Personal information
- Full name: Thomas Mure Hart
- Born: 1 March 1909 Glasgow, Lanarkshire, Scotland
- Died: 16 January 2001 (aged 91) Hampshire, England
- Batting: Right-handed
- Bowling: Right-arm fast-medium
- Role: All-rounder

Domestic team information
- 1931–1932: Oxford University
- FC debut: 20 June 1931 Oxford University v Army
- Last FC: 27 July 1934 Scotland v Australia

Career statistics
| Competition | First-class |
| Matches | 12 |
| Runs scored | 318 |
| Batting average | 19.87 |
| 100s/50s | 0/1 |
| Top score | 57 |
| Balls bowled | 1160 |
| Wickets | 9 |
| Bowling average | 51.66 |
| 5 wickets in innings | 0 |
| 10 wickets in match | 0 |
| Best bowling | 3/26 |
| Catches/stumpings | 5/– |
- Source: CricketArchive, 4 December 2008

= Thomas Hart (civil servant) =

Scotland dual-international rugby union player & cricketer

Thomas Mure Hart, CMG (1 March 1909 – 16 January 2001) was a Scottish cricketer and rugby union player. He played twice for the Scotland national rugby union team and twice for the Scotland national cricket team as a right-handed batsman and right-arm fast-medium bowler. Hart was also a civil servant who served as the Financial Secretary of Singapore between 1954 and 1959.

==Biography==
Born in Glasgow in 1909, Hart was educated at Glasgow Academy, Strathallan School, Glasgow University and Brasenose College, Oxford. In 1930, he played twice for Scotland in the Five Nations against Wales and Ireland at centre. Scotland beating Wales 12–9 at Murrayfield on 1 February and losing 14–11 to Ireland at Murrayfield on 22 February. In 1931 he played two games for Leicester Tigers.
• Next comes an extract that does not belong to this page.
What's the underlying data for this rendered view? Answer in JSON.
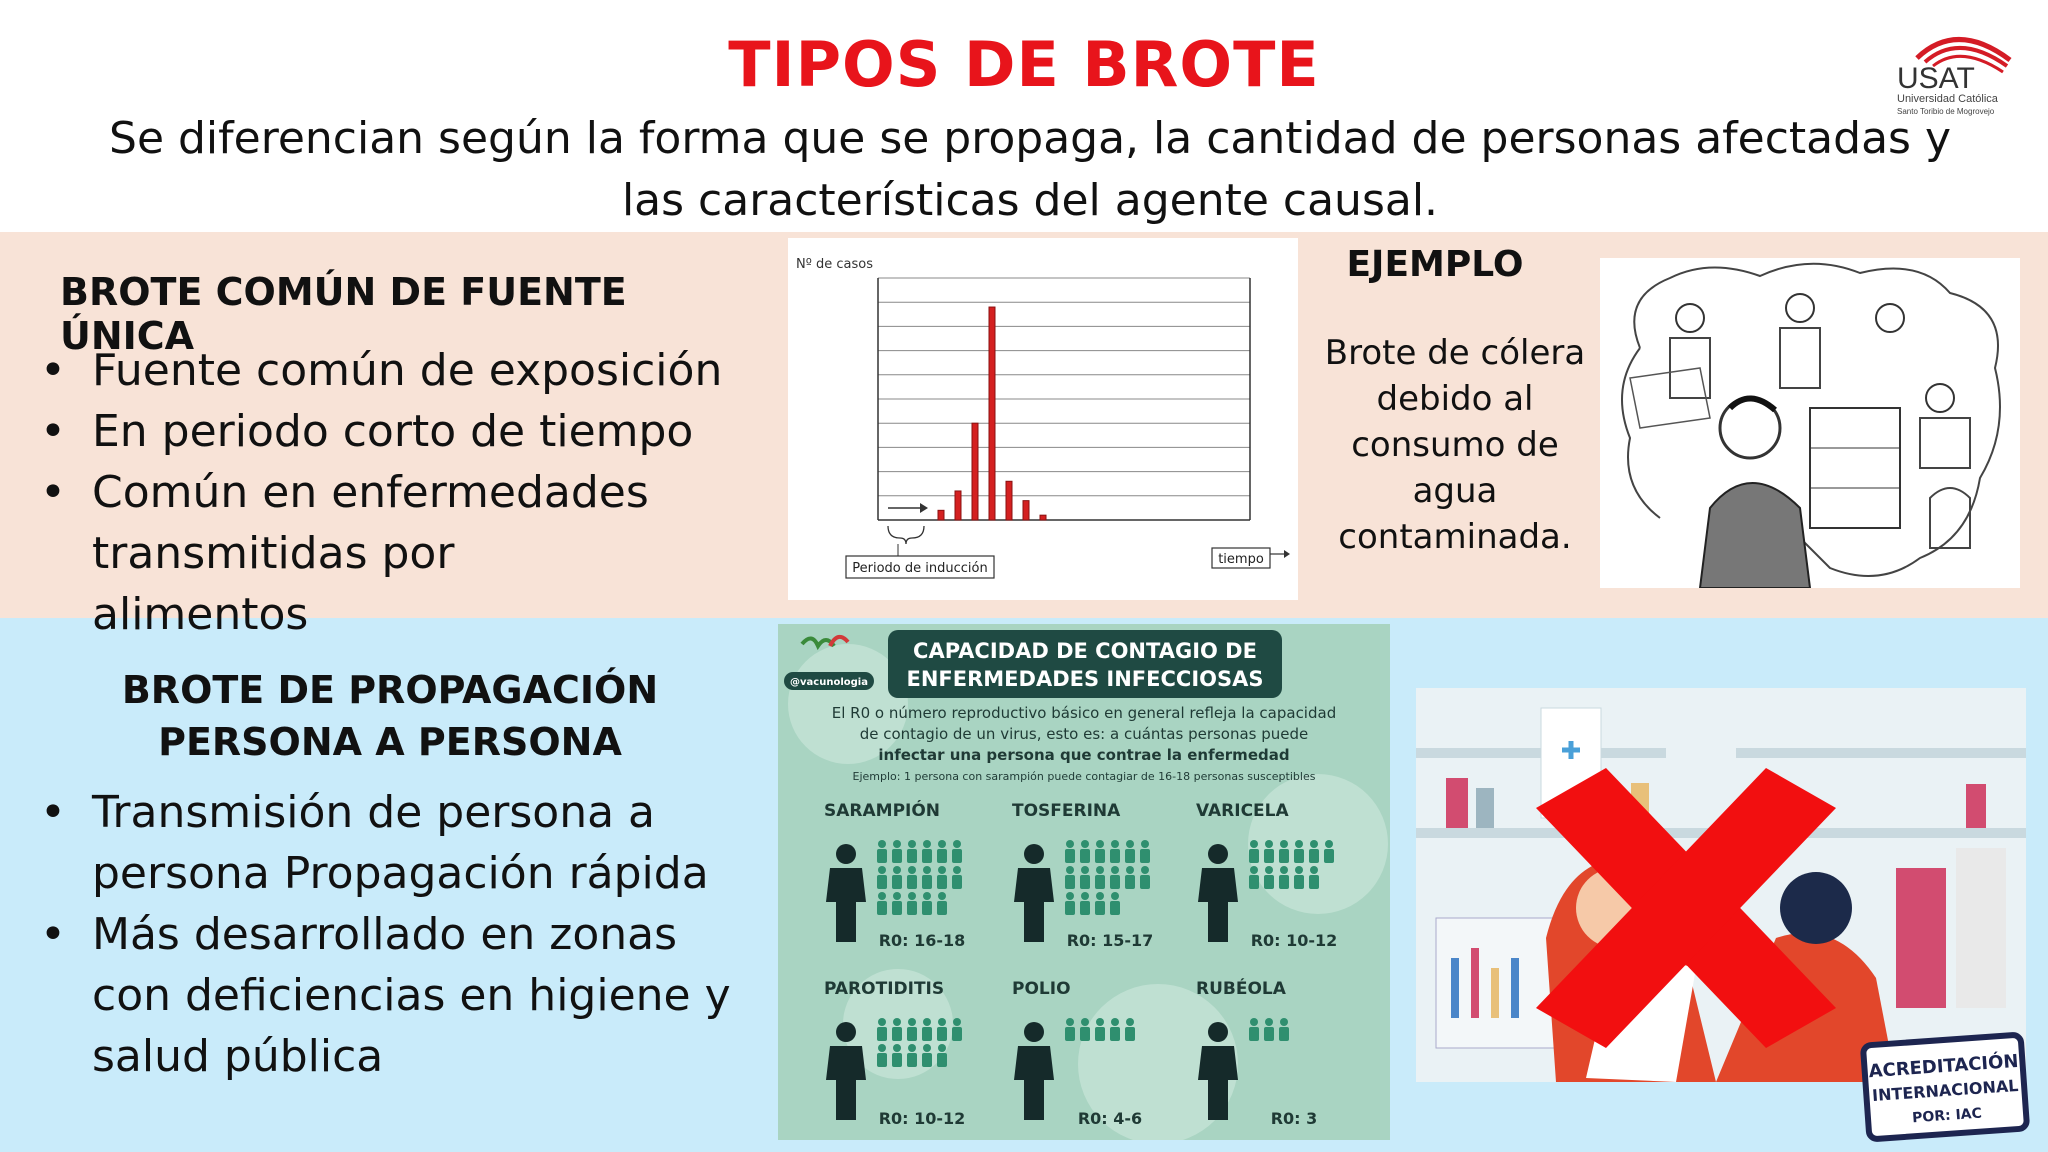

Whilst attending Oxford University, Hart played for the university cricket team, playing ten first-class matches in 1931 and 1932, gaining his blue in both years. He made his debut for Scotland in 1933, playing against Ireland. He played a second match against Australia the following year. Both matches were first-class.

===Civil service===
Hart entered the Colonial Service in 1933 and was seconded to the Colonial Office between 1933 and 1936. He subsequently joined the Malayan Civil Service in 1936. Hart represented the Malaya cricket team in two matches, drawing against Sir Julien Cahn's XI in 1937 and losing to the Ceylonese cricket team in 1938. He also appeared in three matches for the Federated Malay States against the Straits Settlements between 1937 and 1939. During World War II, he was captured by the Japanese in Malaya and interned as a civilian detainee for the duration of the conflict.

Following the war, he was appointed Director of Commerce and Industry in Singapore in 1953, and the following year became the Financial Secretary to Singapore, serving under the cabinets of David Marshall from 1955 and subsequently Lim Yew Hock. The office of Financial Secretary was abolished after the 1959 Singaporean general election, when Singapore attained full internal self-government. It was replaced by the office of Minister of Finance, with Goh Keng Swee as his successor.

==Awards==
Appointed a Companion of St Michael and St George, 1957.